Long-term survival of patients with stage IV hypopharyngeal cancer: impact of fundus rotation gastroplasty.

作者信息

Schilling Martin K, Eichenberger Martin, Maurer Christoph A, Greiner Richard, Zbären Peter, Büchler Markus W

机构信息

Department of Visceral and Transplant Surgery, University of Bern, Inselspital, 3010 Bern, Switzerland.

出版信息

World J Surg. 2002 May;26(5):561-5. doi: 10.1007/s00268-001-0268-0. Epub 2002 Feb 25.

Abstract

Stage IV circular hypopharyngeal cancer is a disease with poor long-term survival, and the only means of cure-surgery-is associated with high morbidity. All patients admitted with circular hypopharyngeal cancer and extension to the esophagus were enrolled in a multidisciplinary treatment protocol, including circular laryngopharyngoesophagectomy with tracheostomy, neck dissection, and pull-up of a fundus rotation gastric tube that was anastomosed to the oropharynx. Five weeks postoperatively high-dose radiotherapy (60 Gy) was given to the cervical region. Altogether, 18 qualifying patients were explored cervically, were found to have resectable lesions (i.e., without carotid artery infiltration), and were included in the protocol. After laryngopharyngoesophagectomy, an elongated gastric tube was pulled up to the oropharynx. The average distance bridged with the tube was 32 +/- 4 cm. No anastomotic leaks were found on postoperative Gastrografin swallow, and oral feeding was started between days 5 and 8. Patients were discharged with normal oral feeding on day 21 (+/- 17 days). Diarrhea, postprandial fullness, and reflux resolved within 6 months postoperatively.
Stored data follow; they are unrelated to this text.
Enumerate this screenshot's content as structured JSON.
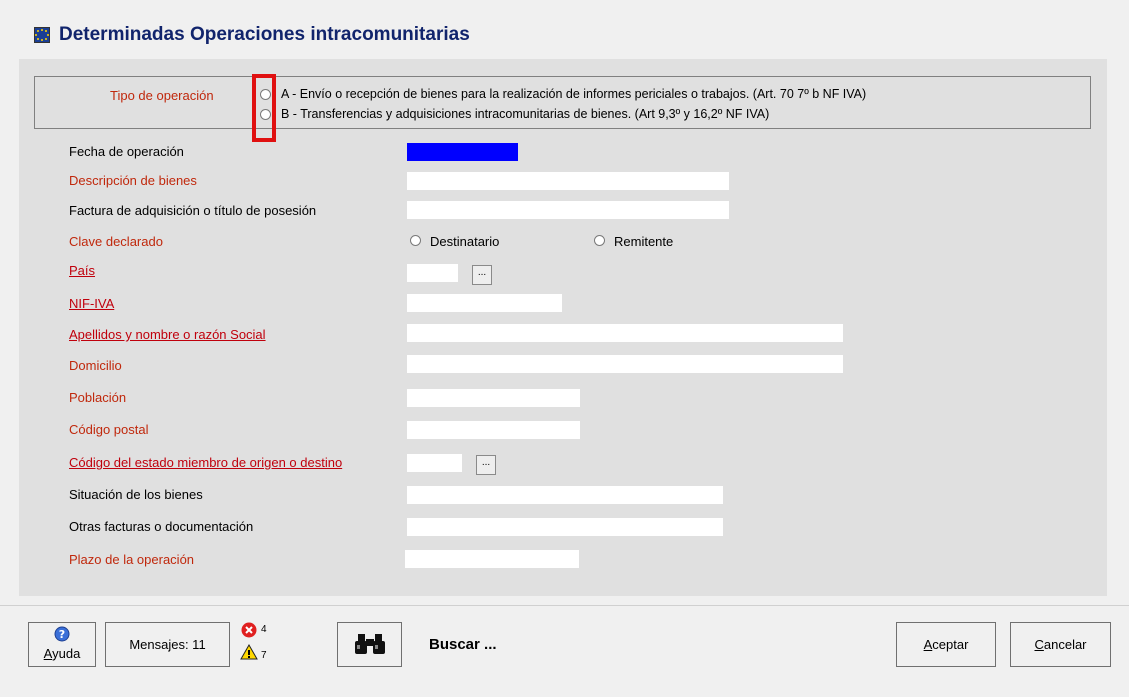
{
  "window": {
    "title": "Determinadas Operaciones intracomunitarias"
  },
  "tipo_operacion": {
    "label": "Tipo de operación",
    "option_a": "A - Envío o recepción de bienes para la realización de informes periciales o trabajos. (Art. 70 7º b NF IVA)",
    "option_b": "B - Transferencias y adquisiciones intracomunitarias de bienes. (Art 9,3º y 16,2º NF IVA)"
  },
  "fields": {
    "fecha": "Fecha de operación",
    "descripcion": "Descripción de bienes",
    "factura": "Factura de adquisición o título de posesión",
    "clave": "Clave declarado",
    "pais": "País",
    "nif": "NIF-IVA",
    "apellidos": "Apellidos y nombre o razón Social",
    "domicilio": "Domicilio",
    "poblacion": "Población",
    "codigo_postal": "Código postal",
    "codigo_estado": "Código del estado miembro de origen o destino",
    "situacion": "Situación de los bienes",
    "otras_facturas": "Otras facturas o documentación",
    "plazo": "Plazo de la operación"
  },
  "clave_options": {
    "destinatario": "Destinatario",
    "remitente": "Remitente"
  },
  "browse_label": "...",
  "footer": {
    "ayuda_prefix": "A",
    "ayuda_rest": "yuda",
    "mensajes": "Mensajes: 11",
    "error_count": "4",
    "warning_count": "7",
    "buscar": "Buscar ...",
    "aceptar_prefix": "A",
    "aceptar_rest": "ceptar",
    "cancelar_prefix": "C",
    "cancelar_rest": "ancelar"
  },
  "colors": {
    "title": "#11246c",
    "required_label": "#c0280c",
    "highlight": "#e01010",
    "date_field": "#0000ff"
  },
  "icons": [
    "eu-flag-icon",
    "help-icon",
    "error-icon",
    "warning-icon",
    "binoculars-icon"
  ]
}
Five patients died during the follow-up period of 42 months (range 3-63 months): three due to cardiac events 18 and 38 months postoperatively and two within 12 months with residual disease and tumor recurrence, respectively. The estimated 5-year survival was 60%. We concluded that an aggressive multidisciplinary approach including circular laryngopharyngoesophagectomy, neck dissection, and high-dose radiotherapy ascertains good long-term survival and good functional results in patients with advanced hypopharyngeal cancer when the intestinal continuity is reconstructed with a fundus rotation gastroplasty.

摘要

IV期环状下咽癌是一种长期生存率较低的疾病,而唯一的治愈手段——手术——却伴随着较高的发病率。所有因环状下咽癌并侵犯食管而入院的患者均纳入多学科治疗方案,包括环状喉咽食管切除术加气管造口术、颈部淋巴结清扫术,以及将带蒂胃底旋转管上提并与口咽吻合。术后5周对颈部进行高剂量放疗(60 Gy)。共有18例符合条件的患者接受了颈部探查,发现有可切除病变(即无颈动脉浸润),并纳入该方案。喉咽食管切除术后,将一根细长的胃管上提至口咽。胃管跨越的平均距离为32±4 cm。术后行泛影葡胺吞咽检查未发现吻合口漏,术后第5至8天开始经口进食。患者在第21天(±17天)以正常经口进食出院。腹泻、餐后饱胀和反流在术后6个月内缓解。在42个月(范围3 - 63个月)的随访期内,有5例患者死亡:3例分别于术后18个月和38个月因心脏事件死亡,2例分别在12个月内死于残留疾病和肿瘤复发。估计5年生存率为60%。我们得出结论,对于晚期下咽癌患者,当采用带蒂胃底胃成形术重建肠道连续性时,积极的多学科方法,包括环状喉咽食管切除术、颈部淋巴结清扫术和高剂量放疗,可确保良好的长期生存率和良好的功能结果。